Their shall be a maximum of one year of lock in period. The employee cannot enjoy any benefits of a shareholder like share in dividend or voting right until shares are issued on exercise option.

Transferability of shares

The shares are not transferable. The employee cannot alienate the share in any manner.

In event of death of an employee the shares shall vest to the legal heir or the nominee of the deceased.

In case of resignation or termination of the employee, all the rights vested in him can be retained. The plan should specify the time period within which the employee can exercise his option. An employee terminated in case of misconduct will not have any vested right in the issued shares.

Valuation of Stock Option

There are two methods used in the valuation of the stock option.

  • Intrinsic value method
  • Fair value method

Intrinsic Value Method

Intrinsic value is the value at the date of grant. For example: if the market value of a share at the time of grant is ₹150 and the shares were issued at ₹100, the intrinsic value of each share will be ₹50 which should be shown by the company as a compensation expense.

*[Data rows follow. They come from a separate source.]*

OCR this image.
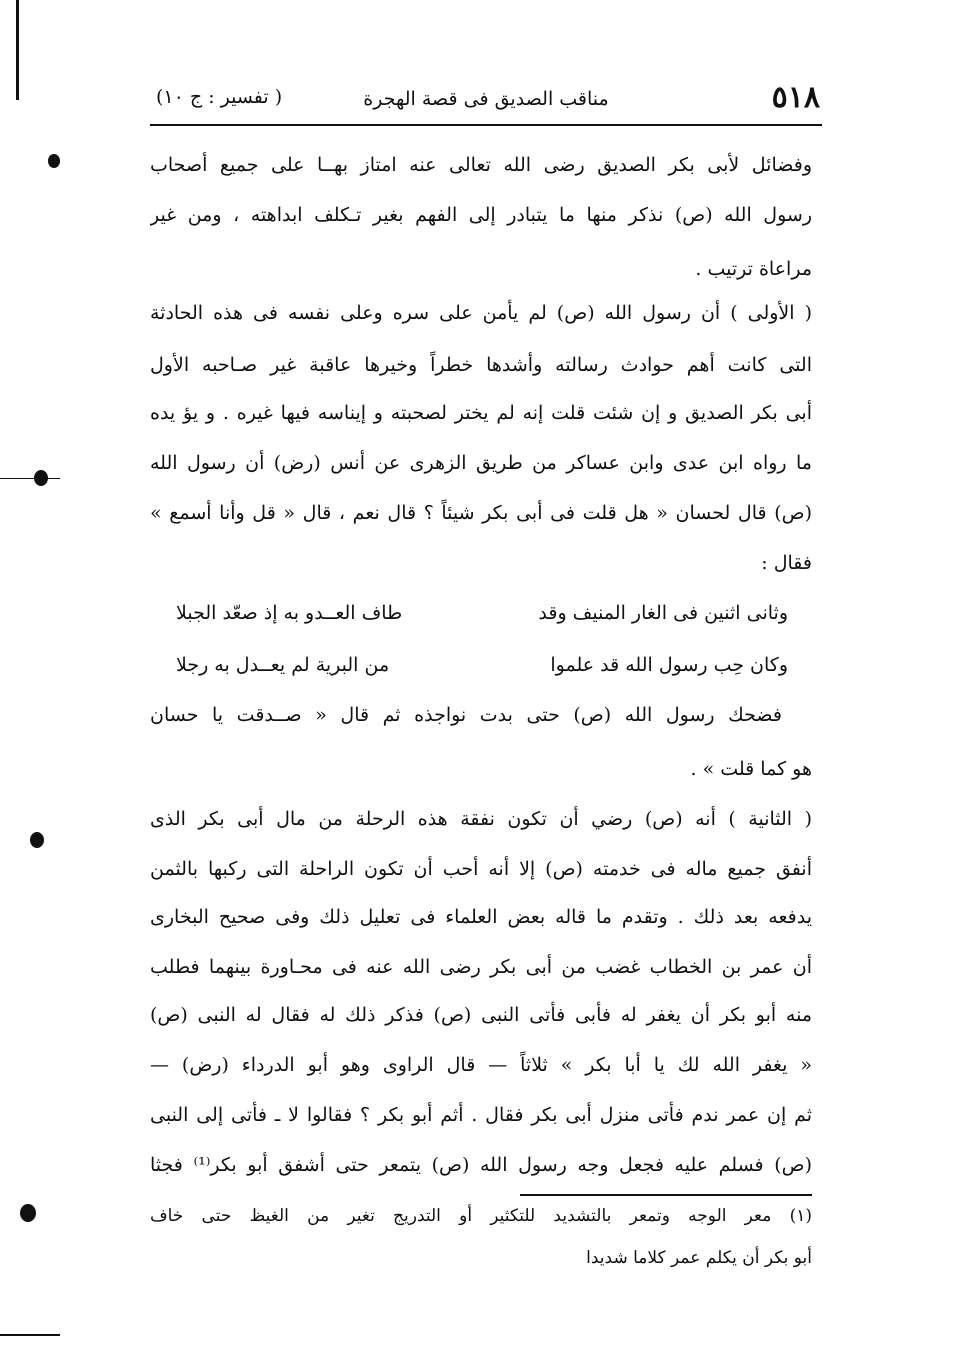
٥١٨
مناقب الصديق فى قصة الهجرة
( تفسير : ج ١٠)
وفضائل لأبى بكر الصديق رضى الله تعالى عنه امتاز بهــا على جميع أصحاب
رسول الله (ص) نذكر منها ما يتبادر إلى الفهم بغير تـكلف ابداهته ، ومن غير
مراعاة ترتيب .
( الأولى ) أن رسول الله (ص) لم يأمن على سره وعلى نفسه فى هذه الحادثة
التى كانت أهم حوادث رسالته وأشدها خطراً وخيرها عاقبة غير صـاحبه الأول
أبى بكر الصديق و إن شئت قلت إنه لم يختر لصحبته و إيناسه فيها غيره . و يؤ يده
ما رواه ابن عدى وابن عساكر من طريق الزهرى عن أنس (رض) أن رسول الله
(ص) قال لحسان « هل قلت فى أبى بكر شيئاً ؟ قال نعم ، قال « قل وأنا أسمع »
فقال :
وثانى اثنين فى الغار المنيف وقد
طاف العــدو به إذ صعّد الجبلا
وكان حِب رسول الله قد علموا
من البرية لم يعــدل به رجلا
فضحك رسول الله (ص) حتى بدت نواجذه ثم قال « صــدقت يا حسان
هو كما قلت » .
( الثانية ) أنه (ص) رضي أن تكون نفقة هذه الرحلة من مال أبى بكر الذى
أنفق جميع ماله فى خدمته (ص) إلا أنه أحب أن تكون الراحلة التى ركبها بالثمن
يدفعه بعد ذلك . وتقدم ما قاله بعض العلماء فى تعليل ذلك وفى صحيح البخارى
أن عمر بن الخطاب غضب من أبى بكر رضى الله عنه فى محـاورة بينهما فطلب
منه أبو بكر أن يغفر له فأبى فأتى النبى (ص) فذكر ذلك له فقال له النبى (ص)
« يغفر الله لك يا أبا بكر » ثلاثاً — قال الراوى وهو أبو الدرداء (رض) —
ثم إن عمر ندم فأتى منزل أبى بكر فقال . أثم أبو بكر ؟ فقالوا لا ـ فأتى إلى النبى
(ص) فسلم عليه فجعل وجه رسول الله (ص) يتمعر حتى أشفق أبو بكر⁽¹⁾ فجثا
(١) معر الوجه وتمعر بالتشديد للتكثير أو التدريج تغير من الغيظ حتى خاف
أبو بكر أن يكلم عمر كلاما شديدا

If the shares were issued at ₹170, the intrinsic value will become -20 which need not be shown.

Fair value method

In this method if the market value of each share is ₹150 and the shares are issued at ₹170, the fair value of each share will be ₹20. In this method the employee has the right to purchase the share at a future date when the market value of each share is more than ₹170.

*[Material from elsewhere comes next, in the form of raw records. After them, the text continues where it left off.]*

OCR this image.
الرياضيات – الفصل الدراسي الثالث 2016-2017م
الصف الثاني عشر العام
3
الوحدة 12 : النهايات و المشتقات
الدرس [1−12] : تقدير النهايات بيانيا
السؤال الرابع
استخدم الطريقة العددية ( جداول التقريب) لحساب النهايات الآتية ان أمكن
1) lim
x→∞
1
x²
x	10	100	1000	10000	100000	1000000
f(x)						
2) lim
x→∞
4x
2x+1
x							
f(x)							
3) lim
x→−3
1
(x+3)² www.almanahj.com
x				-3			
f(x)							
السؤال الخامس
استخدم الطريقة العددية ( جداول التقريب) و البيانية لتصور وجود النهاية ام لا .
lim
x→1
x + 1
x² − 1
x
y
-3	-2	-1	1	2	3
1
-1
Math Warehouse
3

In Intrinsic value method the employee has no option to buy shares at a later period.

Companies can choose from any of the above method. However, they have to disclose it in the general meeting and should also follow the accounting guidelines provided by SEBI in guidelines of 2014.

Taxation of ESOP

Income tax should be paid in two situations

  • At the time of giving ESOPs

The income is treated as perquisites which form part of the salary of the employee. The employer is required to deduct TDS and the income is calculated as the difference between the fair value of each share and the market value.

  • At the time of sale of ESOPs

The gains arising out of ESOPs are capital gains. The capital gain is the difference between the sale price and the price at which it was awarded to the employee. The tax should be paid in the year of the sale of ESOP.

Long Term– When the ESOPs were held by the employee for more than 36 months (3 years) from the date of purchase the capital gain tax rate is 20%.

Short Term– When the ESOPs were held for less than 36 months (3 years) from the date of purchase the capital gain tax is 10%.

Disadvantages of ESOPs

The main concern for ESOPs is dilution. With every share granted to the employee the shareholders share gets diluted.

Conclusion

ESOPs have proved to be very effective tools for both big companies and start-ups. Companies use these to retain their workforce and the talent whereas start-ups use these tools to hire fresh talent and to attract more workforce. These work as a boon for companies which cannot afford to pay high salary. Besides this the sense of ownership acts as a motivation for the employees to work hard and diligently.